I kept it light (much lighter than this) because I was trying to
persuade, and I'd already had run-ins with the reflexive trekkies in
the "collective" (this was long before the Borg, of course). But one
evening, at a lefty party (I still got invited to them at that point)
I was talking to some very charming people from Venezuela, a visiting
math professor and his adult daughter. I described my upcoming article
to them with some degree of pride. They both laughed gaily and said
of course, everybody knows that... it was obvious, everybody knew it,
why bother to write it, it's like saying water is wet or the room goes
dark when you turn off the lights.

I suddenly felt that my supposedly provocative piece was so limp
people would jeer at me for arriving so late to these obvious
conclusions. Not to worry, the neo-stalinists went apeshit over it.
It's not surprising to me that they worshipped state power, that is
their nature. What surprised me was how easily they could be fooled
into worshipping American state power, just by calling it something
else, even though the trappings were so terribly transparent. It was only
Venezuelans (and probably the rest of the planet) that could see through
the thin allegory that failed to cloak Star Trek's imperialism from inquiring minds, but succeeded so well when it came to American lefty drones.

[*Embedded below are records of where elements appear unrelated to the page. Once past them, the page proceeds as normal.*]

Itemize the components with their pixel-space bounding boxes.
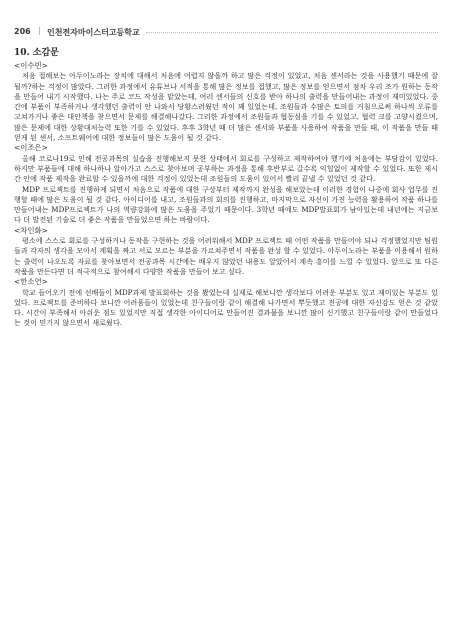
- entry-paragraph: MDP 프로젝트를 진행하게 되면서 처음으로 작품에 대한 구상부터 제작까지 완성을 해보았는데 이러한 경험이 나중에 회사 업무를 진행할 때에 많은 도움이 될 것 같다. 아이디어를 내고, 조원들과의 회의를 진행하고, 마지막으로 자신이 가진 능력을 활용하여 작품 하나를 만들어내는 MDP프로젝트가 나의 역량강화에 많은 도움을 주었기 때문이다. 3학년 때에도 MDP발표회가 남아있는데 내년에는 지금보다 더 발전된 기술로 더 좋은 작품을 만들었으면 하는 바람이다.: [14, 184, 438, 225]
- entry-lee-subin: [14, 61, 438, 143]
- page-header: [14, 26, 438, 40]
- entry-lee-joeun: [14, 143, 438, 225]
- header-separator: |: [38, 26, 41, 35]
- entry-cha-inhwa: [14, 226, 438, 277]
- header-dotted-rule: [146, 32, 438, 33]
- author-label: <이조은>: [14, 143, 48, 153]
- entry-han-soyeon: [14, 277, 438, 328]
- page-number: 206: [14, 27, 31, 36]
- entry-paragraph: 학교 들어오기 전에 선배들이 MDP과제 발표회하는 것을 봤었는데 실제로 해보니깐 생각보다 어려운 부분도 있고 재미있는 부분도 있었다. 프로젝트를 준비하다 보니깐 어려움들이 있었는데 친구들이랑 같이 해결해 나가면서 뿌듯했고 전공에 대한 자신감도 얻은 것 같았다. 시간이 부족해서 아쉬운 점도 있었지만 직접 생각한 아이디어로 만들어진 결과물을 보니깐 많이 신기했고 친구들이랑 같이 만들었다는 것이 믿기지 않으면서 새로웠다.: [14, 287, 438, 328]
- entry-paragraph: 올해 코로나19로 인해 전공과목의 실습을 진행해보지 못한 상태에서 회로를 구성하고 제작하여야 했기에 처음에는 부담감이 있었다. 하지만 부품들에 대해 하나하나 알아가고 스스로 찾아보며 공부하는 과정을 통해 후반부로 갈수록 익힐없이 제작할 수 있었다. 또한 제시간 안에 작품 제작을 완료할 수 있을까에 대한 걱정이 있었는데 조원들의 도움이 있어서 빨리 끝낼 수 있었던 것 같다.: [14, 153, 438, 184]
- entry-paragraph: 평소에 스스로 회로를 구성하거나 동작을 구현하는 것을 어려워해서 MDP 프로젝트 때 어떤 작품을 만들어야 되나 걱정했었지만 팀원들과 각자의 생각을 모아서 계획을 짜고 서로 모르는 부분을 가르쳐주면서 작품을 완성 할 수 있었다. 아두이노라는 부품을 이용해서 원하는 출력이 나오도록 자료를 찾아보면서 전공과목 시간에는 배우지 않았던 내용도 알았어서 계속 흥미를 느낄 수 있었다. 앞으로 또 다른 작품을 만든다면 더 적극적으로 참여해서 다양한 작품을 만들어 보고 싶다.: [14, 236, 438, 276]
- section-title: 10. 소감문: [14, 48, 59, 58]
- author-label: <이수빈>: [14, 61, 48, 70]
- author-label: <한소연>: [14, 277, 48, 287]
- running-title: 인천전자마이스터고등학교: [47, 28, 140, 37]
- entry-paragraph: 처음 접해보는 아두이노라는 장치에 대해서 처음에 어렵지 않을까 하고 많은 걱정이 있었고, 처음 센서라는 것을 사용했기 때문에 잘 될까?하는 걱정이 많았다. 그러한 과정에서 유튜브나 서적을 통해 많은 정보를 접했고, 많은 정보를 얻으면서 점차 우리 조가 원하는 동작을 만들어 내기 시작했다. 나는 주로 코드 작성을 맡았는데, 여러 센서들의 신호를 받아 하나의 출력을 만들어내는 과정이 재미있었다. 중간에 부품이 부족하거나 생각했던 출력이 안 나와서 당황스러웠던 적이 꽤 있었는데, 조원들과 수많은 토의를 거침으로써 하나씩 오류를 고쳐가거나 좋은 대안책을 찾으면서 문제를 해결해나갔다. 그러한 과정에서 조원들과 협동심을 기를 수 있었고, 협력 크를 고양시켰으며, 많은 문제에 대한 상황대처능력 또한 기를 수 있었다. 후후 3학년 때 더 많은 센서와 부품을 사용하여 작품을 만들 때, 이 작품을 만들 때 얻게 된 센서, 소프트웨어에 대한 정보들이 많은 도움이 될 것 같다.: [14, 71, 438, 143]
- document-body: [14, 48, 438, 329]
- author-label: <차인화>: [14, 225, 48, 235]
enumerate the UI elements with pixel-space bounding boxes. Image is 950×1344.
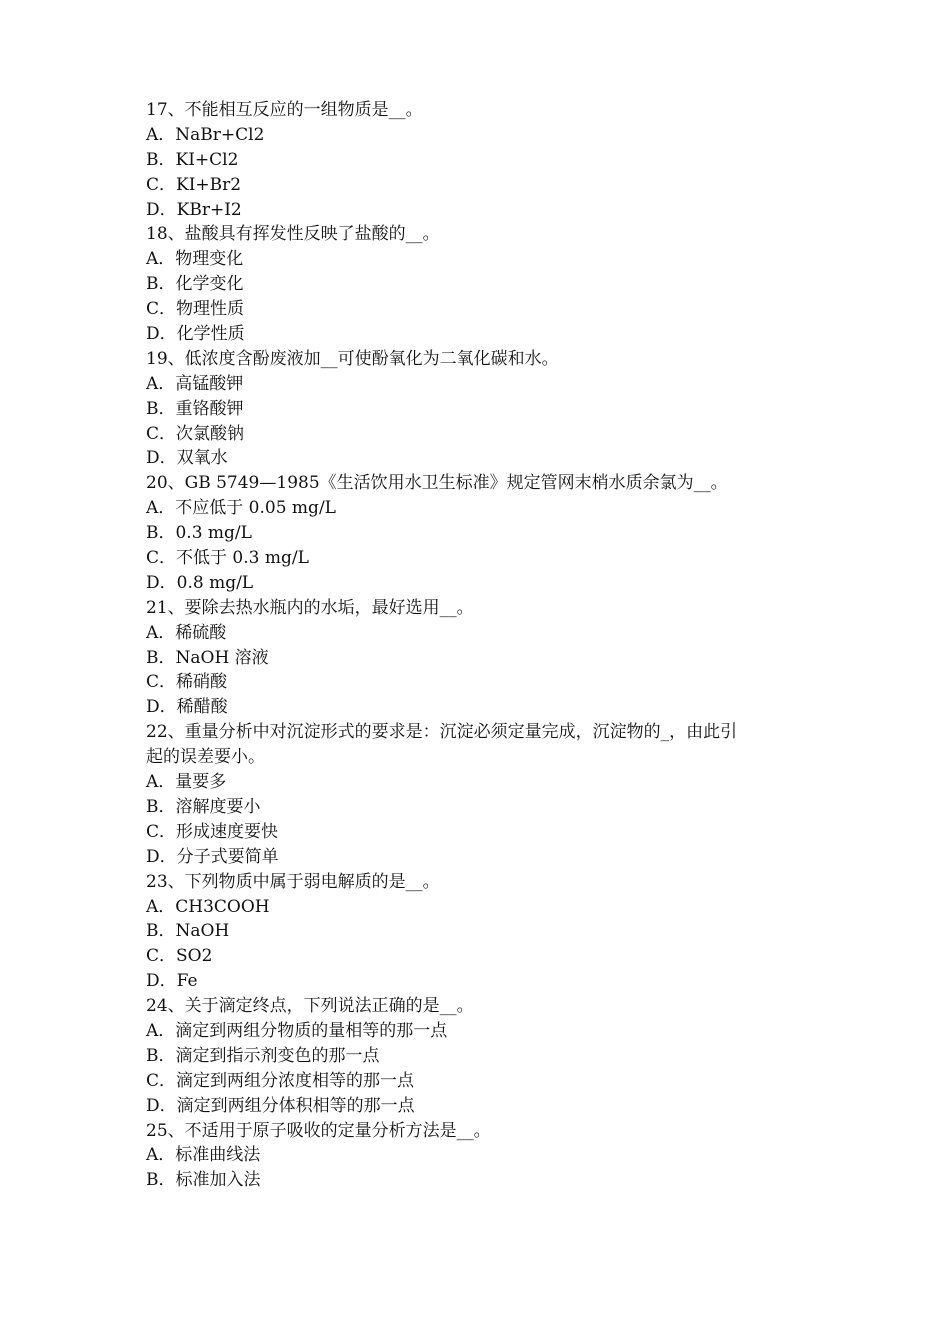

My only regret was that I announced I had no problem with the next
series. It was merely a lack of exposure, it was much more insidious
because it was better done, just like army ads, industrial films,
commercials, everything became more subtle and sophisticated and hip.
I mean, they could have gone a lot further... the idea of the shrewd
anti-imperialist Samuel Clemens, who earlier had correctly identified
the Enterprise, bristling with weapons, as a battle ship, and not the
Beagle or the Project Hope ship as they liked to claim, was reduced to
dewy-eyed submission by the assurances (and cleavage) of Troi that our
contemporary problems like poverty, racism, etc were over, is pretty
ludicrous. That was exactly the message we were getting from Reagan,
exactly the message the propagandists of Clemens' time were giving
him, no doubt. I don't think he would have been fooled, but clearly it
wasn't in the interest of the propaganda to let even a fictionalized
Clemens' win that debate.

Another example that springs quickly to mind was the time Jordy was
explaining free will to the captured borg. Yeah, sure, we all wear
identical uniforms, live in identical quarters, abandon our
independent wills and obey the captain no matter what, unto death...
but we do it because we want to! So different from you borgs. So
different. I presume that the borgs (Bjorgs?) represent the
collectivist Scandinavian model, where they are offered the false
promise of plenty, but end up in a dreary, grey cube. The enterprise
represents the ultimate triumph of capitalism, where all you need to
do is speak your desire, and it's delivered to your fingertips, and
the ship is powered with energy that's safe, clean, and too cheap to
meter... but people still go to Whoopie's bar to buy drinks, just
because it's so damn much fun to spend money!

Later, I was going to write about the Next Generation, but first I was
purged, then I got onto other things... but I guess I've written about
it just now. And lucky you, you get to see it.